2. Compound Isolation and Purification

Using LC/UV and LC/MS analysis, researchers isolated four structurally related compounds from the culture broth, including the newly discovered Celludinone C (1) and the known compounds Paeciloxanthone (2), Talaroxanthenone (3), and Arugosin I (4). These compounds were further purified using medium-pressure preparative column chromatography and high-performance liquid chromatography (HPLC) to obtain pure samples.

3. Structural Elucidation

Researchers used one-dimensional/two-dimensional nuclear magnetic resonance (NMR) and electronic circular dichroism (ECD) spectroscopy to elucidate the structure of Celludinone C. The results showed that the molecular formula of Celludinone C is C20H22O4, with one chiral center (C-8). Through semi-synthetic experiments, researchers further validated its structure and determined its absolute configuration as 8R.

4. Evaluation of SOAT Inhibitory Activity

Using Chinese hamster ovary (CHO) cells expressing human SOAT1 and SOAT2, researchers evaluated the inhibitory activity of compounds 1–4 against SOAT1 and SOAT2. The results showed that Celludinone C (1) exhibited strong inhibitory activity against both SOAT1 and SOAT2, with IC50 values of 8.5 µM and 12 µM, respectively, indicating dual inhibition. Additionally, researchers found significant differences in the inhibitory activity between the stereoisomers (+)-1 and (-)-1, with (+)-1 showing higher activity than (-)-1.

Key Findings

1. Discovery and Structural Elucidation of Celludinone C: Researchers successfully isolated a new dihydroisobenzofuran compound, Celludinone C, from the culture broth of Talaromyces cellulolyticus BF-0307 and determined its structure and absolute configuration using NMR and ECD techniques.

2. SOAT Inhibitory Activity: Celludinone C exhibited strong inhibitory activity against both SOAT1 and SOAT2, with IC50 values of 8.5 µM and 12 µM, respectively.
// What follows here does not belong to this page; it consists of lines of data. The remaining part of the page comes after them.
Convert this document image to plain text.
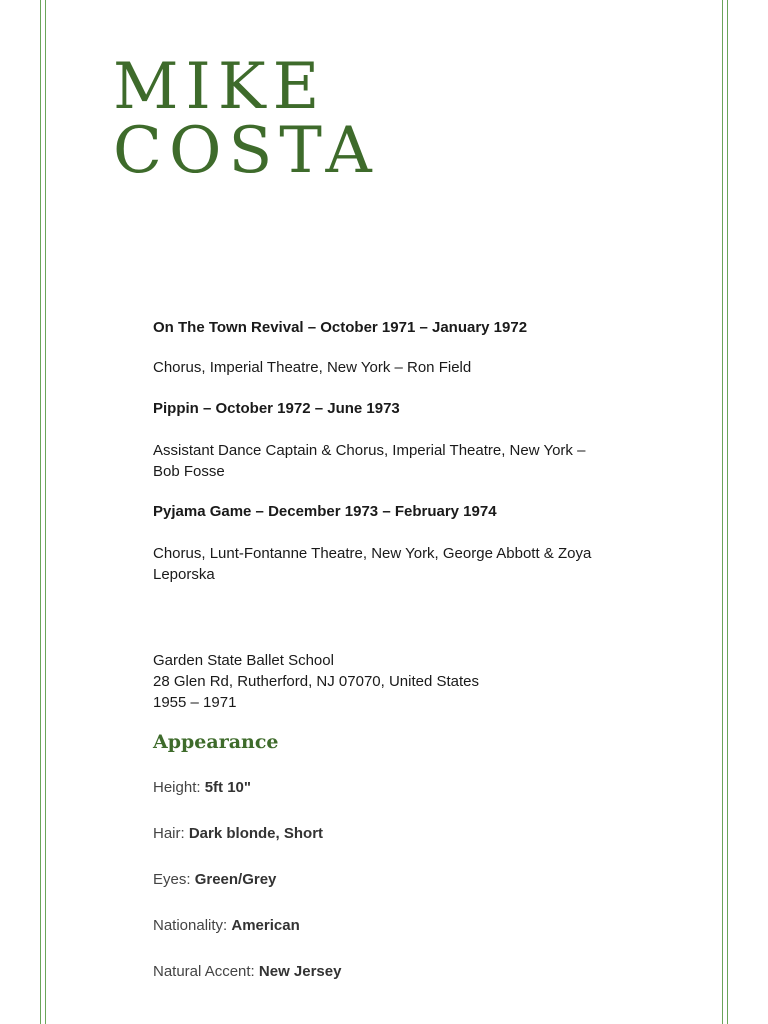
MIKE
COSTA
On The Town Revival – October 1971 – January 1972
Chorus, Imperial Theatre, New York – Ron Field
Pippin – October 1972 – June 1973
Assistant Dance Captain & Chorus, Imperial Theatre, New York –
Bob Fosse
Pyjama Game – December 1973 – February 1974
Chorus, Lunt-Fontanne Theatre, New York, George Abbott & Zoya
Leporska
Garden State Ballet School
28 Glen Rd, Rutherford, NJ 07070, United States
1955 – 1971
Appearance
Height: 5ft 10"
Hair: Dark blonde, Short
Eyes: Green/Grey
Nationality: American
Natural Accent: New Jersey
Additionally, significant differences in inhibitory activity were observed between its stereoisomers (+)-1 and (-)-1.

3. Speculation on Biosynthetic Pathways: Researchers hypothesized that Arugosin I (4) might be a common precursor for Celludinone B, Celludinone C, and xanthone-like compounds, with Celludinone C being generated through enzyme-catalyzed stereoselective reduction and dehydration reactions.

Conclusions and Significance

This study successfully discovered a new SOAT inhibitor, Celludinone C, and revealed its structure and biological activity. The dual inhibitory activity of Celludinone C against SOAT1 and SOAT2 provides a scientific basis for its potential applications in treating Alzheimer’s disease, cancer, and cardiovascular diseases. Additionally, researchers speculated on the biosynthetic pathways of Celludinone-like compounds, offering theoretical support for future optimization of their production through synthetic biology approaches.

Research Highlights

1. Discovery of a New Compound: Celludinone C is a novel dihydroisobenzofuran compound with a unique structure and biological activity.

2. Dual SOAT Inhibitory Activity: Celludinone C exhibits strong inhibitory activity against both SOAT1 and SOAT2, highlighting its potential for treating various diseases.

3. Activity Differences Between Stereoisomers: Researchers found significant differences in inhibitory activity between the stereoisomers (+)-1 and (-)-1 of Celludinone C, providing important clues for developing highly selective SOAT inhibitors.

Additional Valuable Information

Researchers also validated the structure of Celludinone C through semi-synthetic experiments and discovered that it undergoes racemization under acidic conditions. This finding provides important insights into the stability of such compounds and their metabolism in biological systems.

This study not only discovered a new SOAT inhibitor but also provided a scientific basis for its potential therapeutic applications, holding significant theoretical and practical importance.